九 ミーチャ連行さる
調書にサインが行われると、「ネリュードフ」はおごそかに容疑者の方に向き直って、何年何月何日、どこそこにおいて、これこれの地方裁判所予審調査官は、これこれの事件に関する容疑者として(あらゆる罪状が丹念に書きたてられていた)、何某を(つまり、ミーチャを)尋問した結果、容疑者が自己に課せられた犯罪容疑を否認しながら、無実を証明すべき事実を何一つ提示しなかったにもかかわらず、これこれの証人やしかじかの状況は完全に容疑者の罪証を示している点を考慮し、《刑法》のこれこれしかじかの条項に照らして、何某(ミーチャ)が審理と裁判を忌避するいっさいの手段を阻止するため、これこれの刑務所に身柄を拘置し、その旨を容疑者に宣告したうえ、この起訴状の写しを検事補に交付する、云々ということを告げる《起訴状》を朗読しました。
一口で言えば、「ミーチャ」はこの瞬間から囚人であり、今すぐ町に連行されて、そこでさるきわめて不愉快な場所へ拘置されることを、申し渡されたのでした。
「ミーチャ」は注意深くきき終り、肩をすくめただけでした。
「しようがありませんよ、みなさん、あなた方を責めるつもりはありません、覚悟はできています・・・・あなた方としてもこれ以外にどうしようもなかったことは、わかります」
私の予想に反して「ドミートリイ」は素直です。
「ネリュードフ」は、たまたま今ここに居合わせた分署長の「マヴリーキイ・マヴリーキエウィチ」が、すぐに彼を連行するからと、穏やかな口調で説明しました。
「ちょっと待ってください」
突然「ミーチャ」がさえぎり、部屋にいる全員に向って、抑えきれぬ感情をこめて言いました。
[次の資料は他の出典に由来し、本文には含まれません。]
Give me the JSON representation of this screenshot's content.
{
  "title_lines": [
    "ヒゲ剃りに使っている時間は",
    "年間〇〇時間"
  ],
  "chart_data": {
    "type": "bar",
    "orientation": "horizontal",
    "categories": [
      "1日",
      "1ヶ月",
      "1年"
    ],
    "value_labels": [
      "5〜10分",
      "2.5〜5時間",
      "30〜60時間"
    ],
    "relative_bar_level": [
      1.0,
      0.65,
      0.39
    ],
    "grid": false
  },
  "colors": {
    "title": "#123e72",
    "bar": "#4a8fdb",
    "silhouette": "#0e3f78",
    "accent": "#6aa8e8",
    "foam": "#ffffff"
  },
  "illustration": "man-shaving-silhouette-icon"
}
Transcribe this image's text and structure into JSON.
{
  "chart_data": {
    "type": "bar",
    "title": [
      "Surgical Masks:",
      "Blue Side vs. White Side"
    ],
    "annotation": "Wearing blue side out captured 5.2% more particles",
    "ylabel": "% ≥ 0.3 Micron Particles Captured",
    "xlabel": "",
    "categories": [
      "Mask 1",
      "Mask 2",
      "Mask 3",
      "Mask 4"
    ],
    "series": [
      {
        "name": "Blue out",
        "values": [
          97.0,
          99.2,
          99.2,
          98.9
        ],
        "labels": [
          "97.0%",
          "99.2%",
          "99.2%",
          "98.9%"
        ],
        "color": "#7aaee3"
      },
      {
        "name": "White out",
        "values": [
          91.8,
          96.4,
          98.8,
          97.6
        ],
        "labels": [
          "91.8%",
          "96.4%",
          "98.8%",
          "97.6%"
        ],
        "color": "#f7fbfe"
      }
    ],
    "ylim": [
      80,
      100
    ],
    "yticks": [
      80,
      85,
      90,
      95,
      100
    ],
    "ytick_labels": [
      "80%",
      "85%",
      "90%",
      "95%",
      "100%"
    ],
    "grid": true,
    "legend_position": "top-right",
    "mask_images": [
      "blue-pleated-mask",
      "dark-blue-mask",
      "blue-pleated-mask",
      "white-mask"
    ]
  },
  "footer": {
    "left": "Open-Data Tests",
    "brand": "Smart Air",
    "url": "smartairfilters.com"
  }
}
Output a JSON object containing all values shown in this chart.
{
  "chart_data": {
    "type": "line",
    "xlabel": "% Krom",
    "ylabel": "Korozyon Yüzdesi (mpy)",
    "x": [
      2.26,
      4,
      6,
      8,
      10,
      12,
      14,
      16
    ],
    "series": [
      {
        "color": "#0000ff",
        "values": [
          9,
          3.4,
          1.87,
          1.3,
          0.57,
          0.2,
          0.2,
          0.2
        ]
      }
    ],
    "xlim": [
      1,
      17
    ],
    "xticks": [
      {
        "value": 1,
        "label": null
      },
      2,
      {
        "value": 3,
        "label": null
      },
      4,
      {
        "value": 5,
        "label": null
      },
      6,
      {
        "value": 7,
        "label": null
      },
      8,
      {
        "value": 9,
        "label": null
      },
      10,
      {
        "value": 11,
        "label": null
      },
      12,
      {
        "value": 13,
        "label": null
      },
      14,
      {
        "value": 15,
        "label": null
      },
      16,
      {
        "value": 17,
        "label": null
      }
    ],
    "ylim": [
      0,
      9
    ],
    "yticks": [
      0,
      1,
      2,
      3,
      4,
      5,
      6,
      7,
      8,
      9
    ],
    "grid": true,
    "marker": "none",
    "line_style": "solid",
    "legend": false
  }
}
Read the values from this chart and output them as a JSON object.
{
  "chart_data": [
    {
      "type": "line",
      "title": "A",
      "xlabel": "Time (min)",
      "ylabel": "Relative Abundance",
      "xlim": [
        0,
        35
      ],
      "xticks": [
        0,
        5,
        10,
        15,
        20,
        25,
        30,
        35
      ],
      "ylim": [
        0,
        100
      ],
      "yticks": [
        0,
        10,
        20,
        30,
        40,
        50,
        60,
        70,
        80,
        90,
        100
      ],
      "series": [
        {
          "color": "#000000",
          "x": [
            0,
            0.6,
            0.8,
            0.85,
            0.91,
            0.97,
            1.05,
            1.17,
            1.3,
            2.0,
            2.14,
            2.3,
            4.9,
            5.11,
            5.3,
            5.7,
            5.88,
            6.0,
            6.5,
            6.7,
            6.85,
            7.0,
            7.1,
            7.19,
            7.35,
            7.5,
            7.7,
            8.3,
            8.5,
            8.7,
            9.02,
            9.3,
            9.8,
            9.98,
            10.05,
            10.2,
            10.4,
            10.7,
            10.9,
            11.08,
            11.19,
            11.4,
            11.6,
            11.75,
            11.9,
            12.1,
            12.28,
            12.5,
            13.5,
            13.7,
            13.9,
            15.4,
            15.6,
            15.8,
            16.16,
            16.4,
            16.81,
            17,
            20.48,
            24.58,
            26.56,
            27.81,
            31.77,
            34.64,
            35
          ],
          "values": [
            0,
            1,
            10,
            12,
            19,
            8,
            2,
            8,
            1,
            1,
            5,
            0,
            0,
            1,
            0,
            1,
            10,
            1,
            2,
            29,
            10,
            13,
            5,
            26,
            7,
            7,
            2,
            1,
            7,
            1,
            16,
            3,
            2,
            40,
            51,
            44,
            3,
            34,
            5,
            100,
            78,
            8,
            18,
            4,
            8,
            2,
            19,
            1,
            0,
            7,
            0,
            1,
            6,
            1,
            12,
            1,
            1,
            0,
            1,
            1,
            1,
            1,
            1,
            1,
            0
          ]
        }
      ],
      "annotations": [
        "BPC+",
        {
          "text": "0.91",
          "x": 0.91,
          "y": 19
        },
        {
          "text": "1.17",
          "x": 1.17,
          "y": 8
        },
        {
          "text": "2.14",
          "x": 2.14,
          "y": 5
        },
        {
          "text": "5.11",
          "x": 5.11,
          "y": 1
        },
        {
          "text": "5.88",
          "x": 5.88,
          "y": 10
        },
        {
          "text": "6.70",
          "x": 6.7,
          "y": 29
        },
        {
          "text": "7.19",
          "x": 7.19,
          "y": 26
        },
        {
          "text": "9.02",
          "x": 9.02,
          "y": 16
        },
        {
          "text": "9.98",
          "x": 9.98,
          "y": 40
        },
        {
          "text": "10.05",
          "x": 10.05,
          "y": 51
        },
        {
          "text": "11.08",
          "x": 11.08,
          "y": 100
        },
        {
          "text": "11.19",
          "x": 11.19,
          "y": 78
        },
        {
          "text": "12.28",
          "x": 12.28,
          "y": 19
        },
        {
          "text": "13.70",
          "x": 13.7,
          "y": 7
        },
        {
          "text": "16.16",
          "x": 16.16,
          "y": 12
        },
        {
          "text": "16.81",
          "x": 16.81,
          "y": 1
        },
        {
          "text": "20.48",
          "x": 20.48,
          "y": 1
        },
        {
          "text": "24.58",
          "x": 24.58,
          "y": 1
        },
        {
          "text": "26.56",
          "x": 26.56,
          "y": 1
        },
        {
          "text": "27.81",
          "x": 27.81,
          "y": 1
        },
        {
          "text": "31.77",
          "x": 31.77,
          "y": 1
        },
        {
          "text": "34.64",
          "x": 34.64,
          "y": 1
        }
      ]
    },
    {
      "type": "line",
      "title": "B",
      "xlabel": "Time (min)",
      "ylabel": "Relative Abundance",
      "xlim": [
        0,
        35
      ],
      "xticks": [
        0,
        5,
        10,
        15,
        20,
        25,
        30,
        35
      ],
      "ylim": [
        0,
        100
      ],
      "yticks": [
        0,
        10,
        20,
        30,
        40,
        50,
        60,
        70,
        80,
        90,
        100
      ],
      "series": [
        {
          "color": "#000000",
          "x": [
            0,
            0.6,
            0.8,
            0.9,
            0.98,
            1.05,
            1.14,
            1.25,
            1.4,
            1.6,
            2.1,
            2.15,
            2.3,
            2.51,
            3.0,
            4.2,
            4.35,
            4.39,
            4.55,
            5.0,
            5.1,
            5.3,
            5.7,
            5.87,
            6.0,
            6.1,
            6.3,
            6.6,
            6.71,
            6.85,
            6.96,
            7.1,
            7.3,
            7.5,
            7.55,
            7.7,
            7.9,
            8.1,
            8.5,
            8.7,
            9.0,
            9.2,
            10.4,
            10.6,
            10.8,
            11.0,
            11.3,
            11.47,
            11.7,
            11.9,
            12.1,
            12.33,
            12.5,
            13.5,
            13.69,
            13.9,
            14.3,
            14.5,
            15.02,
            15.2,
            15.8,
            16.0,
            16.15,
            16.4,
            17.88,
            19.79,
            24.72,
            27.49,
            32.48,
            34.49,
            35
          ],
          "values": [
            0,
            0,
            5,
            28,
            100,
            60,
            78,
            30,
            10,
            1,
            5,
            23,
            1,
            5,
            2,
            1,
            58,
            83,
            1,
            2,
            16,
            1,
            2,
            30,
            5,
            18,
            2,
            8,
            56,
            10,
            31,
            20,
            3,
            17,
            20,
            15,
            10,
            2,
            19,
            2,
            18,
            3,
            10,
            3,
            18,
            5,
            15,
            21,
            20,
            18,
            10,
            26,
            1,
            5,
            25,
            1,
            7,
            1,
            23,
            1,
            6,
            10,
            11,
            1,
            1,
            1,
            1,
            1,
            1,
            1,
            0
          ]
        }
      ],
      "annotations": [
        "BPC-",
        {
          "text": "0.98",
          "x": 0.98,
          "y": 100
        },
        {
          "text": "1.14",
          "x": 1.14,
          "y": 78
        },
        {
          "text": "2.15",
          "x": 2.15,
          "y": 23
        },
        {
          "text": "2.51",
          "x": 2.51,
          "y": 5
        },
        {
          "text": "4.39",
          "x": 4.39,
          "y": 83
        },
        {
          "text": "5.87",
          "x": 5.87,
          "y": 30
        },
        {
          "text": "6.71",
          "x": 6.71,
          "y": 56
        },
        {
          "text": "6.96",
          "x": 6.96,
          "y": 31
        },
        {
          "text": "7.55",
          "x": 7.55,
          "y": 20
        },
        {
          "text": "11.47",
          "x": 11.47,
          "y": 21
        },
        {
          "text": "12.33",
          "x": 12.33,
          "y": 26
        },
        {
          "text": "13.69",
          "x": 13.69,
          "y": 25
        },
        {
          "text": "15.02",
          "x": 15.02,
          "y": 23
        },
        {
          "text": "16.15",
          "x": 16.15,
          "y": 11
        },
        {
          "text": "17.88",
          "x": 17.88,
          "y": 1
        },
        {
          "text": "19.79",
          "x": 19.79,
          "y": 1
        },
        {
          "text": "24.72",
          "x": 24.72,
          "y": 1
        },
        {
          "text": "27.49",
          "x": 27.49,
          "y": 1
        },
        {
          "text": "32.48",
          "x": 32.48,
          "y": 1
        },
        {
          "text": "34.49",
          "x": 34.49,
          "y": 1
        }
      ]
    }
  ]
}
「みなさん、わたしたちはみんな薄情です、みんな冷血漢ばかりだ、ほかの人たちや母親や乳飲児を泣かしているんです。しかし、その中でも、中でも僕がいちばん卑劣な悪党なんだ、今となったらそう決めつけられても仕方がない! やむをえません! 僕はこれまでの一生を通じて毎日、この胸を打っては、真人間になることを誓いながら、毎日相変らず卑劣な行いをやってきました。今こそわかりました、僕のような人間には打撃が、運命の一撃が必要なのです、縄でひっくくって、外的な力でしめあげなければいけないんです。僕は自分一人では絶対に、決して立ち直れなかったにちがいない! しかし、ついに雷鳴がとどろいたのです。僕はこの告発と、世間全体に対する恥辱との苦しみを甘んじて受け、苦しみたいと思う。苦悩によって汚れをおとします! だって、ことによると、汚れをおとせるかもしれないでしょう、みなさん、え? ところで、最後にきいてください。父親の血に関しては、僕は無実なんだ! それでも刑を受け入れるのは、僕が父を殺したからじゃなく、父を殺したいと思い、また、へたをすると本当に殺しかねなかったからなんです・・・・それでも、僕はやはりあなた方と戦うつもりだし、そのことをはっきり宣言しておきます。僕は最後まであなた方と戦う、その先は神さまが決めてくださるでしょう! さようなら、みなさん、尋問の際にあなた方をどなったりしたのを、怒らないでください、ああ、あのときは僕はまだ愚かだったのです・・・・一分後には僕は囚人だ。だから今、最後に、まだ自由な人間であるドミートリイ・カラマーゾフが、あなたに握手を求めます。あなた方に別れを告げることによって、僕は世間の人々みんなに別れを告げるのです!」
ここで「ドミートリイ」は「・・・・わたしたちはみんな薄情です、みんな冷血漢ばかりだ、ほかの人たちや母親や乳飲児を泣かしているんです・・・・」と言っています、これは先ほどの夢の内容が入り込んでいるのですが、「あなた方は薄情」と言うのではなく「わたしたち」と言っています、「ほかの人たちや母親や乳飲児を泣かしている」のは、自分も含めてここにいる「わたしたち」なのです、これは自分と、知らない町の虐げられた人々を、直接には結びつかないかもしれませんが、その関連を意識した罪意識でしょう、そして彼は、「父親の血に関しては、僕は無実なんだ! それでも刑を受け入れるのは、僕が父を殺したからじゃなく、父を殺したいと思い、また、へたをすると本当に殺しかねなかったからなんです」と重大な発言をしています、これは罪意識による受苦ですが、少しキリストを彷彿させる場面です、それにしても無実の罪を償おうと意識したのはいつからだったのでしょう、そのような様子はあったのですが、実際に公言したのはこれがはじめてです。